CIENCIA

Matteo Flamini tiene un plan para descarbonizar la industria química

En 2008, El futbolista Matteo Flamini se mudó del Arsenal, donde pasó cuatro años como un mediocampista duro pero con clase, al AC Milan en la Serie A de Italia. Al mismo tiempo, sin que sus colegas en el vestuario de San Siro lo supieran, se embarcó en silencio en otro nuevo viaje. .

Flamini, que ahora tiene 38 años, creció en Marsella, en el sur de Francia. El fútbol fue su primera pasión, por supuesto, pero vivir tan cerca del mar también lo hizo consciente de la sostenibilidad: podía ver cómo el plástico llegaba a la orilla y se inspiró en el activismo ambiental del famoso explorador Jacques Cousteau.

Cuando se mudó a Italia, él y un amigo, Pasquale Granata, comenzaron a reunirse con científicos y académicos en busca de oportunidades en el campo de la sustentabilidad. Con el tiempo, redujeron su enfoque a la «química verde» y fundaron GFBioquímicos.

Su producto principal es una molécula oscura llamada ácido levulínicoque GFBiochemicals ha pasado una década descubriendo cómo producir en masa a partir de desechos agrícolas. Puede sonar nicho, incluso aburrido: un mundo alejado del negocio habitual de los futbolistas. NFT y marcas de moda, pero podría ser transformador. Ofrece, dice Flamini, una alternativa «basada en plantas» a los productos químicos derivados del petróleo que se puede usar en miles de productos, desde pinturas hasta cosméticos.

Flamini fue nombrado recientemente director ejecutivo de GFBiochemicals, que ha asegurado una inversión de 15 millones de euros (alrededor de $14,9 millones) para llevar sus productos del laboratorio a la industria.El ácido levulínico es un bloque de construcción, una plataforma que se puede cambiar y modificar para satisfacer las necesidades requisitos de diferentes industrias GFBiochemicals ahora tiene casi 200 patentes para solventes, polioles y plastificantes de origen vegetal, todo lo que podría reemplazar las sustancias derivadas de combustibles fósiles que tienen subproductos tóxicos o no biodegradables.

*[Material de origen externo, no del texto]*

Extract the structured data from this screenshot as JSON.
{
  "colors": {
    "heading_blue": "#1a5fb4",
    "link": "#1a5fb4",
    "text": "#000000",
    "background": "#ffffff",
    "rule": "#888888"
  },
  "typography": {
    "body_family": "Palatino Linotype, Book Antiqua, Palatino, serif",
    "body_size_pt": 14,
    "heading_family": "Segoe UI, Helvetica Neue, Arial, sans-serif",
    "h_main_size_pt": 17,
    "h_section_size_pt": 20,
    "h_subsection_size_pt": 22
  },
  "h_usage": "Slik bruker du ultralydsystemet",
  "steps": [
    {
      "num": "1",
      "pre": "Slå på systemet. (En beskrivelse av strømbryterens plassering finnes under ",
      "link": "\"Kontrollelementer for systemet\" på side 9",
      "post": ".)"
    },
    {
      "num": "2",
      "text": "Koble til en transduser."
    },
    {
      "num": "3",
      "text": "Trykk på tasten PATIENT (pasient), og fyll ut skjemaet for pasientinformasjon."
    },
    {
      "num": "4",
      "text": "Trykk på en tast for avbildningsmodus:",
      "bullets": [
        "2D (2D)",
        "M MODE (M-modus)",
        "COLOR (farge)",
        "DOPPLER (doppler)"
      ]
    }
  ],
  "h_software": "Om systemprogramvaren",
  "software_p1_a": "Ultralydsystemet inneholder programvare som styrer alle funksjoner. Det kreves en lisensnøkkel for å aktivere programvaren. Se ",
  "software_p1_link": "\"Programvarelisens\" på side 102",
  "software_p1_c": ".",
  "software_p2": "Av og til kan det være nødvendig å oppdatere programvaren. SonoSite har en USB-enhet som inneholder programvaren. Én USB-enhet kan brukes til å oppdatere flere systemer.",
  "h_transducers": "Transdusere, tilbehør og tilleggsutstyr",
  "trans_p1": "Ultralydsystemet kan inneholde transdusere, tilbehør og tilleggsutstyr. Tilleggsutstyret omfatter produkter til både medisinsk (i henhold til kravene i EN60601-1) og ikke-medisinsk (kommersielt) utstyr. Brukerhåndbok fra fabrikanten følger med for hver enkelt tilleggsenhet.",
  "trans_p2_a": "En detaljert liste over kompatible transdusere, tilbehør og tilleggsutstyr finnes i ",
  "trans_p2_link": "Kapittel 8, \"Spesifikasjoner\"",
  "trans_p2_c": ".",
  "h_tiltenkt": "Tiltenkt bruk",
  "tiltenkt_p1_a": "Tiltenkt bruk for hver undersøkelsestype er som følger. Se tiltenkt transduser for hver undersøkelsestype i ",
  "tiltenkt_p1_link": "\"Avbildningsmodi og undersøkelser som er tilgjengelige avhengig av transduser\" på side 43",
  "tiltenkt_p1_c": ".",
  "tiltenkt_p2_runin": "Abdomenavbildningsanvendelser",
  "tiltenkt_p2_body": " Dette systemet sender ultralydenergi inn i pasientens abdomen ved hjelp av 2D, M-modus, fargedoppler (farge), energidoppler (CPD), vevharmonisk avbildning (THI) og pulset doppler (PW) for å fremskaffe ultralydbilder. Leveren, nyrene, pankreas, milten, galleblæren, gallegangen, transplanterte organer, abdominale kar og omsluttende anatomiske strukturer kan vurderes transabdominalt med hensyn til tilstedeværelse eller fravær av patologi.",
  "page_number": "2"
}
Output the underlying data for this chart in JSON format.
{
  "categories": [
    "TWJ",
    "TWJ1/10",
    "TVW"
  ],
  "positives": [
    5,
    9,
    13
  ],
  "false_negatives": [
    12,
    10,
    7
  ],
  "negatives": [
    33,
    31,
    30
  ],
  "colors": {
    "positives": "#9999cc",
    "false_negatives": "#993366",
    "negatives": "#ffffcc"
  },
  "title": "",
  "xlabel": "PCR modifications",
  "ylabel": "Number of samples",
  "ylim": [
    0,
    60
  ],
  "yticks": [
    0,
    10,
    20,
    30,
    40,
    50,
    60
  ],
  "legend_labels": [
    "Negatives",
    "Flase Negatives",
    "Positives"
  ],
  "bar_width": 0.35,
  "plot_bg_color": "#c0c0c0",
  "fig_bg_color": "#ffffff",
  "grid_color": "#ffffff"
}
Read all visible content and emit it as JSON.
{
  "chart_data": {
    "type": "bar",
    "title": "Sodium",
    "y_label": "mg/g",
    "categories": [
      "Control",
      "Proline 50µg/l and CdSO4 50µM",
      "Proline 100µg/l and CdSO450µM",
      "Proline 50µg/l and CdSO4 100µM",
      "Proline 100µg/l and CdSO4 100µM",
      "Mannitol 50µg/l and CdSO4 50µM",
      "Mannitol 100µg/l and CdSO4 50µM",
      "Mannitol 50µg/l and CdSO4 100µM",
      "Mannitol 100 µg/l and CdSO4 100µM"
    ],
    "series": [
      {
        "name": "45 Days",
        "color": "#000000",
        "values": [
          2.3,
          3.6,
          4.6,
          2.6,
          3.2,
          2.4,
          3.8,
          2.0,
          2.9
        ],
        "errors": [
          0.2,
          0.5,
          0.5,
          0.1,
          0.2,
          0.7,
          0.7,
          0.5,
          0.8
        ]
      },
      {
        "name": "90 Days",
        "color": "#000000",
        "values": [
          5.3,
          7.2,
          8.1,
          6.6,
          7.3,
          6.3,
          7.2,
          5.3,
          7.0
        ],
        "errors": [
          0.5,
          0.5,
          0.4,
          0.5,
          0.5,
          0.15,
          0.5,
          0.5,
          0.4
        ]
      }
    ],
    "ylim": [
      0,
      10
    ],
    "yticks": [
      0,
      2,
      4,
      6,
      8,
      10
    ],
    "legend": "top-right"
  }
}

«Actualmente se está produciendo una gran transición en la industria química”, dice Flamini. «Y esta transición está siendo acelerada por dos factores”. El primero es la política: la Unión Europea impone restricciones a miles de sustancias nocivas y presiona a las industrias para que traten de reemplazarlas por algo más limpio. El segundo factor es la conciencia pública sobre los efectos potencialmente nocivos en los ecosistemas de los productos químicos que no se disuelven con el tiempo.

«Estamos permitiendo el reemplazo de estas moléculas obsoletas que tienen un impacto negativo en el planeta con nuevas moléculas que reducen el CO2 y son biodegradables y no tóxicos», dice. Flamini agrega que la compañía ha realizado un análisis del ciclo de vida de su solvente a base de plantas que muestra que puede reducir el CO2 emisiones en un 80 por ciento en comparación con su equivalente derivado de combustibles fósiles.

Flamini espera reducir el porcentaje de petróleo producido que se refina y se utiliza para fabricar productos de consumo, una proporción que aumentará a medida que los países descarbonicen y que se prevé alcance el 50 % para 2050. «Todo el mundo habla de luchar contra el cambio climático y la reducción de CO2 emisiones, pero ¿por qué no hablamos de la industria petroquímica, que nos afecta a cada uno de nosotros a diario?”, dice.